Crowdsourcing, Price Formation, and Health IT

Source: The Health Care Blog

From the perspective of the average patient, going about his life unconcerned about health policy or economics, what is the most frustrating characteristic of U.S. health insurance? Surely, it is the madness of the billing cycle: Never knowing how much a medical service costs until long after you’ve received it, and sometimes only after a flurry of phone calls and paperwork that can take months to clear up.

This is surely why Michaela Dinan’s “winning entry” in a national essay contest, which invited people to submit anecdotes “illustrating the importance of cost awareness in medicine,” has struck such a chord.  Ms. Dinan’s story concerned a billing error for inserting an IUD.  Before the procedure, the patient learned (via “a few keystrokes”) that the cash price would have been $843.60. Insured, her out of pocket cost was to have been about $200.  Instead, she received a bill for $1,100 that took months to sort out.  I suspect that most readers and contributors at The Health Care Blog will use this story as further evidence of the need for a massive national investment in Health IT, along with Patient-Centered Medical Homes, Accountable Care Organizations, adherence to “meaningful use” standards, et cetera.

But this fails to identify the real culprit: Over insurance. Adjusting claims always includes friction, largely because of moral hazard. That’s why insurance should be used rarely and only for catastrophic, unanticipated events – not birth control, which is planned, preventive care. For health care, the problem is even worse because very few prices are formed via normal market processes. Automobile insurers have it easy: The price of a car, and therefore every part of a car, is formed via normal market processes. Auto insurers are price-takers, not price-makers. My auto insurer’s liability to me is limited to buying a new Toyota 4-Runner, for which the price is readily available. (I’m oversimplifying here, referring only to collision coverage, not bodily injury.)

One of the most frustrating and misleading claims of health insurers is that they add value by negotiating network contracts with providers. In fact, these network contracts destroy value because they prevent patients and providers from using prices to signal value to each other. As a parallel, imagine that instead of buying our cars first and then insuring them, we did the reverse That is, imagine that we bought auto “insurance” and then went shopping for a “free” car from a network of dealers contracted with our auto “insurer.” The ability of drivers and carmakers to communicate value to each other would be hopelessly malformed by the bureaucratic friction imposed by such a “system.”

This is what health insurers do, and they support their claims to add value by (unwittingly) falling back on a version of John Kenneth Galbraith’s notion of countervailing power: The individual cannot effectively negotiate with powerful providers, so the health plan acts as a bulk-buyer, ratcheting down fees charged by powerful hospitals and organized medicine.

While never a robust claim, it is even less credible in an age where individuals can use technology on their own to get better prices from suppliers. For example, Groupon is an Internet-based business, launched in 2008, through which businesses offer discounts if enough people sign up for a deal within a period of time. For example, a restaurant might offer 50 percent off if 100 people sign up for it within 24 hours. Needless to say, potential customers madly e-mail, Tweet, and IM their friends in order to “tip” the deal. Last December, the business press reported that Google had offered $6 billion to buy Groupon. Investors rejected the offer, and Groupon is now preparing for an IPO in 2013.

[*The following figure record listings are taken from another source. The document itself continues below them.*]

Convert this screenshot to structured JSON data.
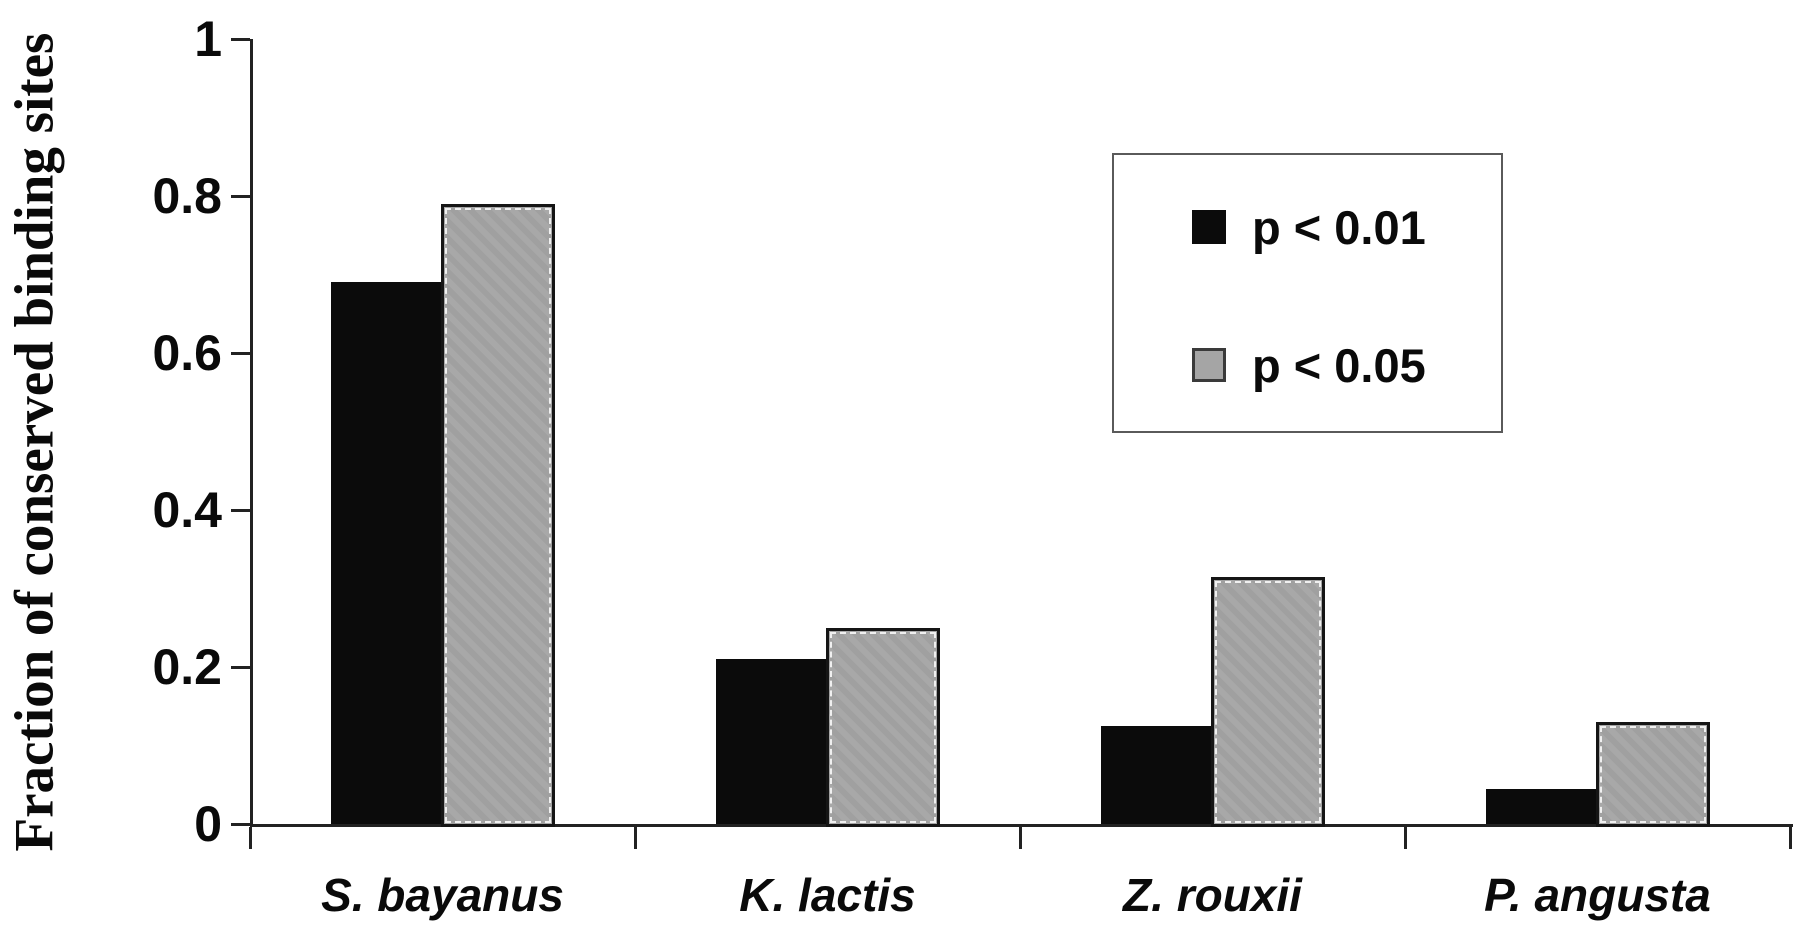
{
  "chart_data": {
    "type": "bar",
    "title": "",
    "ylabel": "Fraction of conserved binding sites",
    "xlabel": "",
    "ylim": [
      0,
      1
    ],
    "grid": false,
    "legend_position": "upper right",
    "yticks": [
      {
        "label": "1",
        "value": 1.0
      },
      {
        "label": "0.8",
        "value": 0.8
      },
      {
        "label": "0.6",
        "value": 0.6
      },
      {
        "label": "0.4",
        "value": 0.4
      },
      {
        "label": "0.2",
        "value": 0.2
      },
      {
        "label": "0",
        "value": 0.0
      }
    ],
    "categories": [
      "S. bayanus",
      "K. lactis",
      "Z. rouxii",
      "P. angusta"
    ],
    "series": [
      {
        "name": "p < 0.01",
        "color": "#0b0b0b",
        "values": [
          0.69,
          0.21,
          0.125,
          0.045
        ]
      },
      {
        "name": "p < 0.05",
        "color": "#a5a5a5",
        "values": [
          0.79,
          0.25,
          0.315,
          0.13
        ]
      }
    ]
  },
  "colors": {
    "axis": "#222222",
    "text": "#0a0a0a",
    "legend_border": "#5a5a5a",
    "gray_bar_border": "#151515"
  }
}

With a little more sophistication, there’s no reason why such an approach couldn’t work for health care – especially in the area of preventive care. Suppose an annual physical for a middle-aged man costs $500. Imagine that Groupon collaborated with primary-care practices nationwide to buy an ad at the Super Bowl offering physicals for $200 if a certain number of middle-aged men in each neighborhood signed up within a couple of days after the big game. Surely, some fraction of Doritos-munching, beer-drinking, football fans would encourage each other to get their cholesterol, blood pressure, and BMI checked.

I expect that such a combination of peer pressure and price incentives would also improve adherence to therapy in communities of patients with chronic conditions. Unfortunately, we are unlikely to find out, because the government is more interested in using IT to empower various committees, commissions, and task forces, than to empower patients and entrepreneurs.

John R. Graham is Director of Health Care Studies at the Pacific Research Institute, & Senior Fellow at the National Center for Policy Analysis.